Le résultat était clair: 186 employés se disaient favorables à une reprise de la grève, 32 s’y opposaient. Immédiatement, les machines s’arrêtaient. La Boillat entrait dans un nouveau conflit. Ce soir, une manifestation populaire marquera le premier anniversaire de cet événement.

De la reprise du travail à l’échec de la médiation


La grève a duré 37 jours, y compris ceux durant lesquels Swissmetal a empêché la reprise du travail, prétextant par exemple un inventaire. Dans l’intervalle, la médiation de Rolf Bloch avait débuté. Cette tentative de bons offices a été rompue unilatéralement le 27 juin par le groupe. Depuis la fin de la grève, la Boillat «travaille», de manière chaotique pour les employés, de façon satisfaisante pour Swissmetal.

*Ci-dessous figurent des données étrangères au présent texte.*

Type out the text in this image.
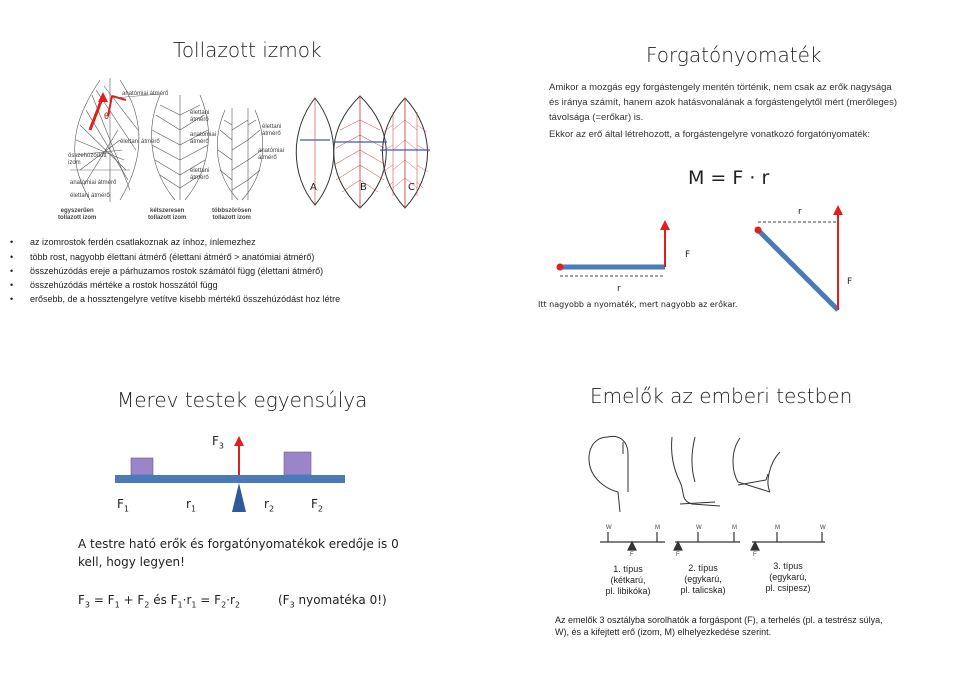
Tollazott izmok
anatómiai átmérő
θ
élettani átmérő
összehúzódott
izom
anatómiai átmérő
élettani átmérő
élettani
átmérő
anatómiai
átmérő
élettani
átmérő
élettani
átmérő
anatómiai
átmérő
egyszerűen
tollazott izom
kétszeresen
tollazott izom
többszörösen
tollazott izom
A	B	C
• az izomrostok ferdén csatlakoznak az ínhoz, ínlemezhez
• több rost, nagyobb élettani átmérő (élettani átmérő > anatómiai átmérő)
• összehúzódás ereje a párhuzamos rostok számától függ (élettani átmérő)
• összehúzódás mértéke a rostok hosszától függ
• erősebb, de a hossztengelyre vetítve kisebb mértékű összehúzódást hoz létre
Forgatónyomaték
Amikor a mozgás egy forgástengely mentén történik, nem csak az erők nagysága és iránya számít, hanem azok hatásvonalának a forgástengelytől mért (merőleges) távolsága (=erőkar) is.
Ekkor az erő által létrehozott, a forgástengelyre vonatkozó forgatónyomaték:
M = F · r
F
r
r
F
Itt nagyobb a nyomaték, mert nagyobb az erőkar.
Merev testek egyensúlya
$F_3$
$F_1$	$r_1$	$r_2$	$F_2$
A testre ható erők és forgatónyomatékok eredője is 0 kell, hogy legyen!
$F_3 = F_1 + F_2$ és $F_1\cdot r_1 = F_2\cdot r_2$	($F_3$ nyomatéka 0!)
Emelők az emberi testben
W	M
F
M
W
F
M	W
F
1. típus
(kétkarú,
pl. libikóka)
2. típus
(egykarú,
pl. talicska)
3. típus
(egykarú,
pl. csipesz)
Az emelők 3 osztályba sorolhatók a forgáspont (F), a terhelés (pl. a testrész súlya, W), és a kifejtett erő (izom, M) elhelyezkedése szerint.
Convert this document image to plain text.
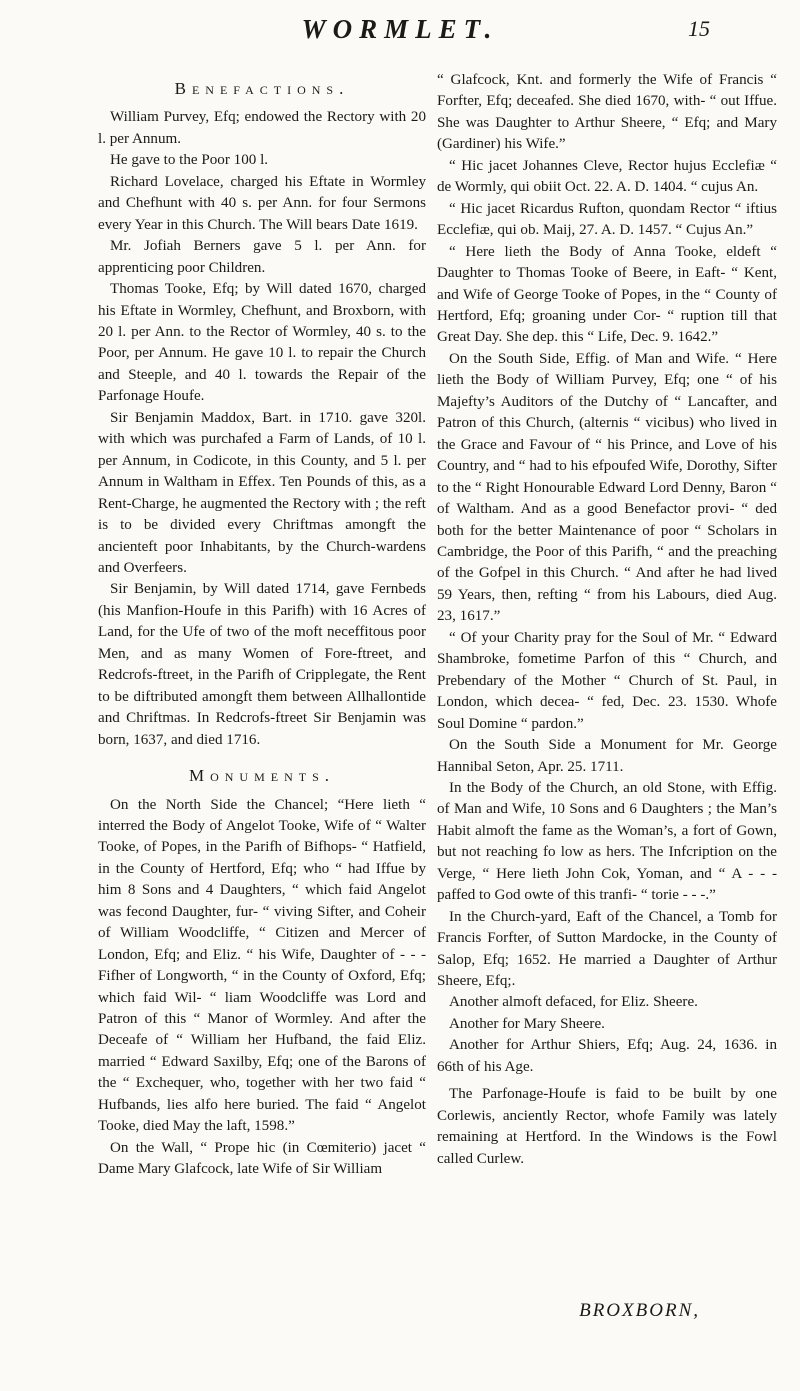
WORMLET.	15
Benefactions.

William Purvey, Efq; endowed the Rectory with 20 l. per Annum.

He gave to the Poor 100 l.

Richard Lovelace, charged his Eftate in Wormley and Chefhunt with 40 s. per Ann. for four Sermons every Year in this Church. The Will bears Date 1619.

Mr. Jofiah Berners gave 5 l. per Ann. for apprenticing poor Children.

Thomas Tooke, Efq; by Will dated 1670, charged his Eftate in Wormley, Chefhunt, and Broxborn, with 20 l. per Ann. to the Rector of Wormley, 40 s. to the Poor, per Annum. He gave 10 l. to repair the Church and Steeple, and 40 l. towards the Repair of the Parfonage Houfe.

Sir Benjamin Maddox, Bart. in 1710. gave 320l. with which was purchafed a Farm of Lands, of 10 l. per Annum, in Codicote, in this County, and 5 l. per Annum in Waltham in Effex. Ten Pounds of this, as a Rent-Charge, he augmented the Rectory with ; the reft is to be divided every Chriftmas amongft the ancienteft poor Inhabitants, by the Church-wardens and Overfeers.

Sir Benjamin, by Will dated 1714, gave Fernbeds (his Manfion-Houfe in this Parifh) with 16 Acres of Land, for the Ufe of two of the moft neceffitous poor Men, and as many Women of Fore-ftreet, and Redcrofs-ftreet, in the Parifh of Cripplegate, the Rent to be diftributed amongft them between Allhallontide and Chriftmas. In Redcrofs-ftreet Sir Benjamin was born, 1637, and died 1716.

Monuments.

On the North Side the Chancel; “Here lieth “ interred the Body of Angelot Tooke, Wife of “ Walter Tooke, of Popes, in the Parifh of Bifhops- “ Hatfield, in the County of Hertford, Efq; who “ had Iffue by him 8 Sons and 4 Daughters, “ which faid Angelot was fecond Daughter, fur- “ viving Sifter, and Coheir of William Woodcliffe, “ Citizen and Mercer of London, Efq; and Eliz. “ his Wife, Daughter of - - - Fifher of Longworth, “ in the County of Oxford, Efq; which faid Wil- “ liam Woodcliffe was Lord and Patron of this “ Manor of Wormley. And after the Deceafe of “ William her Hufband, the faid Eliz. married “ Edward Saxilby, Efq; one of the Barons of the “ Exchequer, who, together with her two faid “ Hufbands, lies alfo here buried. The faid “ Angelot Tooke, died May the laft, 1598.”

On the Wall, “ Prope hic (in Cœmiterio) jacet “ Dame Mary Glafcock, late Wife of Sir William

“ Glafcock, Knt. and formerly the Wife of Francis “ Forfter, Efq; deceafed. She died 1670, with- “ out Iffue. She was Daughter to Arthur Sheere, “ Efq; and Mary (Gardiner) his Wife.”

“ Hic jacet Johannes Cleve, Rector hujus Ecclefiæ “ de Wormly, qui obiit Oct. 22. A. D. 1404. “ cujus An.

“ Hic jacet Ricardus Rufton, quondam Rector “ iftius Ecclefiæ, qui ob. Maij, 27. A. D. 1457. “ Cujus An.”

“ Here lieth the Body of Anna Tooke, eldeft “ Daughter to Thomas Tooke of Beere, in Eaft- “ Kent, and Wife of George Tooke of Popes, in the “ County of Hertford, Efq; groaning under Cor- “ ruption till that Great Day. She dep. this “ Life, Dec. 9. 1642.”

On the South Side, Effig. of Man and Wife. “ Here lieth the Body of William Purvey, Efq; one “ of his Majefty’s Auditors of the Dutchy of “ Lancafter, and Patron of this Church, (alternis “ vicibus) who lived in the Grace and Favour of “ his Prince, and Love of his Country, and “ had to his efpoufed Wife, Dorothy, Sifter to the “ Right Honourable Edward Lord Denny, Baron “ of Waltham. And as a good Benefactor provi- “ ded both for the better Maintenance of poor “ Scholars in Cambridge, the Poor of this Parifh, “ and the preaching of the Gofpel in this Church. “ And after he had lived 59 Years, then, refting “ from his Labours, died Aug. 23, 1617.”

“ Of your Charity pray for the Soul of Mr. “ Edward Shambroke, fometime Parfon of this “ Church, and Prebendary of the Mother “ Church of St. Paul, in London, which decea- “ fed, Dec. 23. 1530. Whofe Soul Domine “ pardon.”

On the South Side a Monument for Mr. George Hannibal Seton, Apr. 25. 1711.

In the Body of the Church, an old Stone, with Effig. of Man and Wife, 10 Sons and 6 Daughters ; the Man’s Habit almoft the fame as the Woman’s, a fort of Gown, but not reaching fo low as hers. The Infcription on the Verge, “ Here lieth John Cok, Yoman, and “ A - - - paffed to God owte of this tranfi- “ torie - - -.”

In the Church-yard, Eaft of the Chancel, a Tomb for Francis Forfter, of Sutton Mardocke, in the County of Salop, Efq; 1652. He married a Daughter of Arthur Sheere, Efq;.

Another almoft defaced, for Eliz. Sheere.

Another for Mary Sheere.

Another for Arthur Shiers, Efq; Aug. 24, 1636. in 66th of his Age.

The Parfonage-Houfe is faid to be built by one Corlewis, anciently Rector, whofe Family was lately remaining at Hertford. In the Windows is the Fowl called Curlew.

BROXBORN,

Que reste-t-il du conflit? Fallait-il faire grève? Qu’en a-t-on obtenu? Quelle est la situation à la Boillat? Autant de questions pour lesquelles les réponses varient fortement. Deux éléments sont clairs. D’une part, le directeur général Martin Hellweg et le conseil d’administration n’ont fait aucune concession, s’accrochant rigoureusement à leur stratégie. D’autre part, des licenciements ont été prononcés, ceux de 21 cadres et de 111 employés. Certains ont été réengagés, mais aucun membre de l’encadrement.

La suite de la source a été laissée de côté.